For this project we will give tutorials and give comments on:

  • GitHub
  • R notebook
  • Example on sentiment analysis and topic modeling

Repositary requirement

The final repo should be under our class github organization (TZStatsADS) and be organized according to the structure of the starter codes.

proj/
├──data/
├──doc/
├──figs/
├──lib/
├──output/
├── README
  • The data folder contains the raw data of this project. These data should NOT be processed inside this folder. Processed data should be saved to output folder. This is to ensure that the raw data will not be altered.
  • The doc folder should have documentations for this project, presentation files and other supporting materials.
  • The figs folder contains figure files produced during the project and running of the codes.
  • The lib folder contain computation codes for your data analysis. Make sure your README.md is informative about what are the programs found in this folder.
  • The output folder is the holding place for intermediate and final computational results.

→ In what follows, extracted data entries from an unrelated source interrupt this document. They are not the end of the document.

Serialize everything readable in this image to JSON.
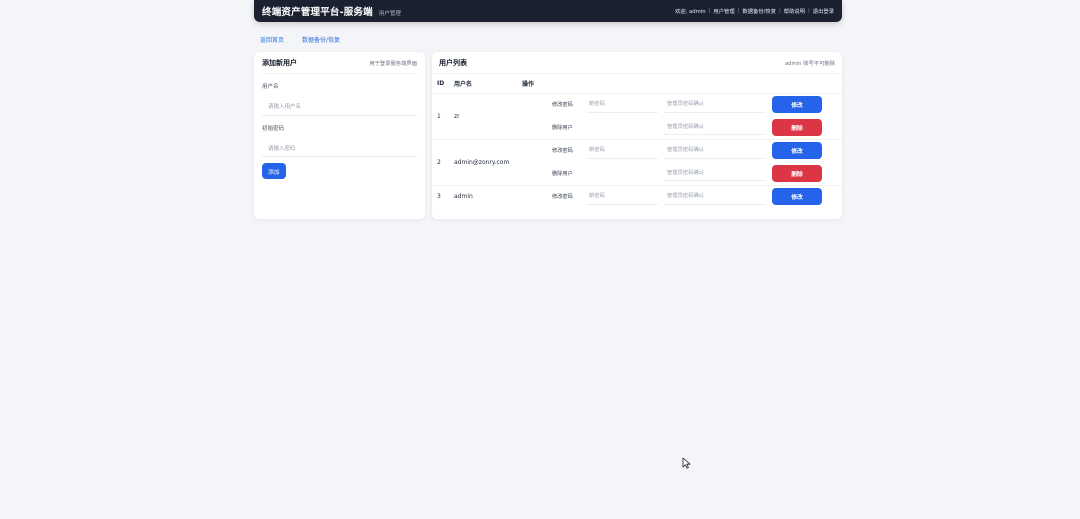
{
  "header": {
    "title": "终端资产管理平台-服务端",
    "subtitle": "用户管理",
    "nav": [
      "欢迎, admin",
      "用户管理",
      "数据备份/恢复",
      "帮助说明",
      "退出登录"
    ]
  },
  "quicklinks": [
    "返回首页",
    "数据备份/恢复"
  ],
  "add_user": {
    "title": "添加新用户",
    "hint": "用于登录服务端界面",
    "username_label": "用户名",
    "username_placeholder": "请输入用户名",
    "password_label": "初始密码",
    "password_placeholder": "请输入密码",
    "submit": "添加"
  },
  "user_list": {
    "title": "用户列表",
    "hint": "admin 账号不可删除",
    "columns": [
      "ID",
      "用户名",
      "操作"
    ],
    "op_change_label": "修改密码",
    "op_delete_label": "删除用户",
    "new_password_placeholder": "新密码",
    "admin_password_placeholder": "管理员密码确认",
    "edit_button": "修改",
    "delete_button": "删除",
    "rows": [
      {
        "id": "1",
        "username": "zr"
      },
      {
        "id": "2",
        "username": "admin@zonry.com"
      },
      {
        "id": "3",
        "username": "admin"
      }
    ]
  },
  "colors": {
    "topbar": "#1b2131",
    "primary": "#2563eb",
    "danger": "#dc3545",
    "link": "#2f6fe0",
    "background": "#f4f5f8"
  }
}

The root README.md should contain your name and an abstract of your findings.

Suggested workflow

This is a relatively short project. We only have about two weeks of working time.

  1. [wk1] Week 1 is the data processing and mining week. Read data description, project requirement, browse data, and think about what to do and try out different tools you find related to this task.
  2. [wk1] Try out ideas on a subset of the data set to get a sense of computational burden of this project.
  3. [wk2] Explore data for interesting trends and start writing your data story.